One of those attributes in the title qualifies him to write a scholarly book about Jesus. None of them disqualifies him.
You've perhaps seen the firestorm of controversy regarding the treatment of scholar of religions Reza Aslan in an interview on Foxnews about his book Zealot: The Life and Times of Jesus of Nazareth. He was challenged numerous times about why a Muslim would write a book about Jesus in the first place, to which Dr. Aslan counters that he wrote the book as an historian of religions, not as a Muslim.
Foxnews commentator John Dickerson states that "Aslan is not a trained historian. Like tens of thousands of us he has
been formally educated in theology and New Testament Greek." Dickerson is certainly obscuring the critical issue here. One's PhD does not have to be in "History" specifically to "write as an historian." What Dr. Aslan means is that his book was a scholarly study of an historical person, namely, Jesus, and that he has the necessary credentials to do so. And indeed he does, if you consult his Wikipedia page.
I want to vigorously defend the principle that scholars can explore religious matters outside their own tradition. Indeed, the first academic article I published regarded a long standing controversy in Quranic Studies.
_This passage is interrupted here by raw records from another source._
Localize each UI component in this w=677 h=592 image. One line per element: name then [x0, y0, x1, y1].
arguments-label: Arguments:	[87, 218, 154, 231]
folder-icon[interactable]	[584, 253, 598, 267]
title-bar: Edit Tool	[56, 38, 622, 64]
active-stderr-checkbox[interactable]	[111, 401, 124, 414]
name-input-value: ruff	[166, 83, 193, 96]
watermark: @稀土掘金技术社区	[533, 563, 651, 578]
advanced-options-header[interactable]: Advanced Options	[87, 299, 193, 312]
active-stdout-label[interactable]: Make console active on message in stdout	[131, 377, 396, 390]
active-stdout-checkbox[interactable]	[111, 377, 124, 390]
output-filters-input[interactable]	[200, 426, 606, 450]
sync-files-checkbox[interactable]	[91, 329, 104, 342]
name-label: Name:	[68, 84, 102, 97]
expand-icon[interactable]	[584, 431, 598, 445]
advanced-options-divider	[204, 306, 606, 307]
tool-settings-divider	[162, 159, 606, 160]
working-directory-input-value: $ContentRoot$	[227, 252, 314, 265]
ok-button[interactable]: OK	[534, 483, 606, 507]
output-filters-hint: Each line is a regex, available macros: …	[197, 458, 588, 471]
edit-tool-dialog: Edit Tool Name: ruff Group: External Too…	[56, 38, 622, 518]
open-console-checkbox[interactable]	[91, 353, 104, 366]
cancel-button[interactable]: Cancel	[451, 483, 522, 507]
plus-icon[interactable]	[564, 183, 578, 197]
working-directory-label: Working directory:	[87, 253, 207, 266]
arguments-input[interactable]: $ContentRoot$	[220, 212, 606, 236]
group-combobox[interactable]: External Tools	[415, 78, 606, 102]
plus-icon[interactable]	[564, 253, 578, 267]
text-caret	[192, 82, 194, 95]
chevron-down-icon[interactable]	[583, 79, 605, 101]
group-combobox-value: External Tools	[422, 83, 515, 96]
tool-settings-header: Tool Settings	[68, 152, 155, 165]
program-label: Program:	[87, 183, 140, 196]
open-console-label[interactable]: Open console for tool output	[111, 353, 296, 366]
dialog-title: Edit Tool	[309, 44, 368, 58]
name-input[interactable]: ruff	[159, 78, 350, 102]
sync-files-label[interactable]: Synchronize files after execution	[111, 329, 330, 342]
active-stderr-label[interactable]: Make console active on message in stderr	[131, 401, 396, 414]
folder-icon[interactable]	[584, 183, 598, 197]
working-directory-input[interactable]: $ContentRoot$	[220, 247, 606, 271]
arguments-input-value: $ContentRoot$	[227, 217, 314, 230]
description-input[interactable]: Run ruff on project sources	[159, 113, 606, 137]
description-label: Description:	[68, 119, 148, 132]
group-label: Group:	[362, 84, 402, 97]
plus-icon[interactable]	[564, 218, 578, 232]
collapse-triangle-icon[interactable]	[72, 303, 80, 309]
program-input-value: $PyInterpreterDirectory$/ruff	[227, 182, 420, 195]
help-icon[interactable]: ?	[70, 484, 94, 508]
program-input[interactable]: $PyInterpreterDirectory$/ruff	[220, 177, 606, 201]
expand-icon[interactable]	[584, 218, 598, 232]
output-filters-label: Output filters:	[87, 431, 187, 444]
Several Surahs of the Qur'an begin with collections of seemingly random letters, such as "Alif, Laam, Miim (الم)" and "Yaa, Seen (يس)." These so-called "Mystery Letters" of the Quran have prompted numerous explanations.
Despite being a Christian, I studied the matter because I found it interesting. While my PhD minor was Arabic language, I have no formal credentials in Quranic Studies specifically. So someone could just as easily attack my claim to write on such a matter as they are attacking the right of Dr. Aslan to write about Jesus.
My article "A New Investigation of the 'Mystery Letters' of the Quran," asserts that the letters preserve an early attempt to document the textual sources used to compile the Quran. (If you'd like to read it, you can download it from my Academia.edu page.)
My propsed solution to the controversy should be unacceptable to Muslims, who believe the Mystery Letters are part of the divinely revealed text of the Quran. I've produced a scholarly work that contradicts a theological reception of the Quran. Even so, I've never received any complaint from a Muslim about my article and I've observed that my article is cited and quoted in scholarly books and articles about the Quran written by Muslims. They don't have to agree with me. But they've never dismissed me as being out of line to publish on the topic, such as Dr. Aslan has experienced.
Now, Dr. Aslan states that if all we knew about Jesus was that he was crucified, we could conclude that he was a "zealot" or a "revolutionary" viewed as dangerous to the State. He asserts that crucifixion was reserved only to insurrectionists such as the survivors of Spartacus' revolt.
The texts of the Gospel do make it very clear that Jesus was crucified because of Roman concerns that he made claims to authority over that of Rome. But the assertion that crucifixion was only used for revolutionaries is a bit of an overreach. The story of the "Widow of Ephesus" in Petronius' Satyricon (111.5) describes latrones being crucified. Like the Spanish ladron, this simply means a thief or robber, not an insurrectionist.
But I disagree with his claim because I can cite a counter text from a primary source. I don't dismiss his claim because he's a Muslim. Sadly, Dr. Aslan is forced to argue past a barrage of ad hominem attacks before he can even begin to speak on the area of his expertise. You comported yourself with dignity in that interview, sir. Good luck in your continued scholarly pursuits.